History, Literature, Music, Reviews

Review: Kehew, Lark in the Morning

jacket imageThe London Review of Books recently praised Robert Kehew’s Lark in the Morning: The Verses of the Troubadours, a Bilingual Edition. Barbara Newman wrote, "Only formal verse, respecting the troubadours’ metrical innovations and their prodigious achievements in sonority and rhyme, can hope to convey both their individual voices and their collecive charm. It is here that Robert Kehew’s anthology, Lark in the Morning, succeeds so brilliantly."

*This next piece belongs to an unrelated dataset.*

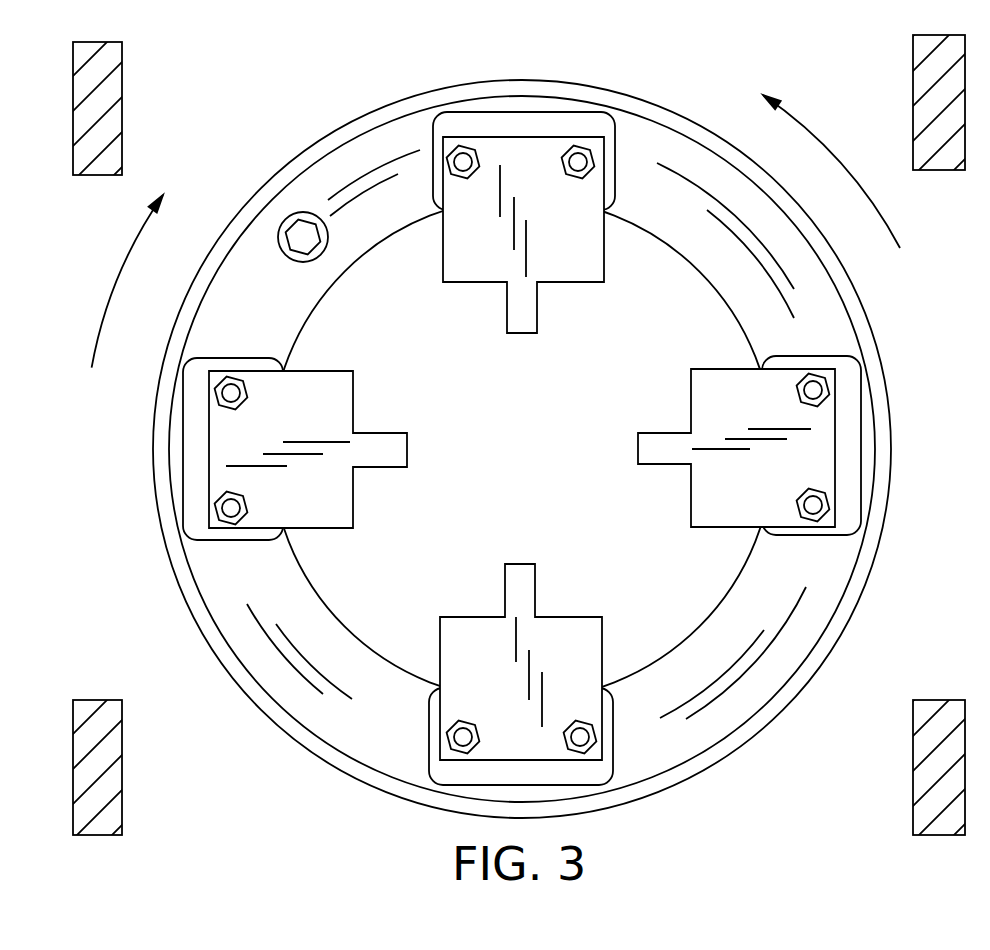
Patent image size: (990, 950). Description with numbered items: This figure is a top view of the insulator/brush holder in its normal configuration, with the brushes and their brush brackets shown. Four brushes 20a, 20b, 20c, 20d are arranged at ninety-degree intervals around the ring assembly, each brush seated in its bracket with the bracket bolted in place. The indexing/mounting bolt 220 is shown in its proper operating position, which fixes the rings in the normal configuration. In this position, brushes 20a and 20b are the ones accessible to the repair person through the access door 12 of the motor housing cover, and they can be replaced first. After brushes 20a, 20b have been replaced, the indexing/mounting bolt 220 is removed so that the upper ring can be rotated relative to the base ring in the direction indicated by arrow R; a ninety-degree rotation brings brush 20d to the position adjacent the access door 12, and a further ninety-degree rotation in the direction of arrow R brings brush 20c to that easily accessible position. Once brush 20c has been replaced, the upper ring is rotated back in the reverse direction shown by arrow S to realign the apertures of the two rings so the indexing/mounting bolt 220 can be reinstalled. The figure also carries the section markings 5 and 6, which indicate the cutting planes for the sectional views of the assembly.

Although the troubadours flourished at the height of the Middle Ages in southern France, their songs of romantic love, with pleasing melodies and intricate stanzaic patterns, have inspired poets and song writers ever since, from Dante to Chaucer, from Renaissance sonneteers to the Romantics, and from Verlaine and Rimbaud to modern rock lyricists. Yet despite the incontrovertible influence of the troubadours on the development of both poetry and music in the West, there existed no comprehensive anthology of troubadour lyrics that respected the verse form of the originals until now. Lark in the Morning honors the meter, word play, punning, and sound effects in the troubadours’ works while celebrating the often playful, bawdy, and biting nature of the material.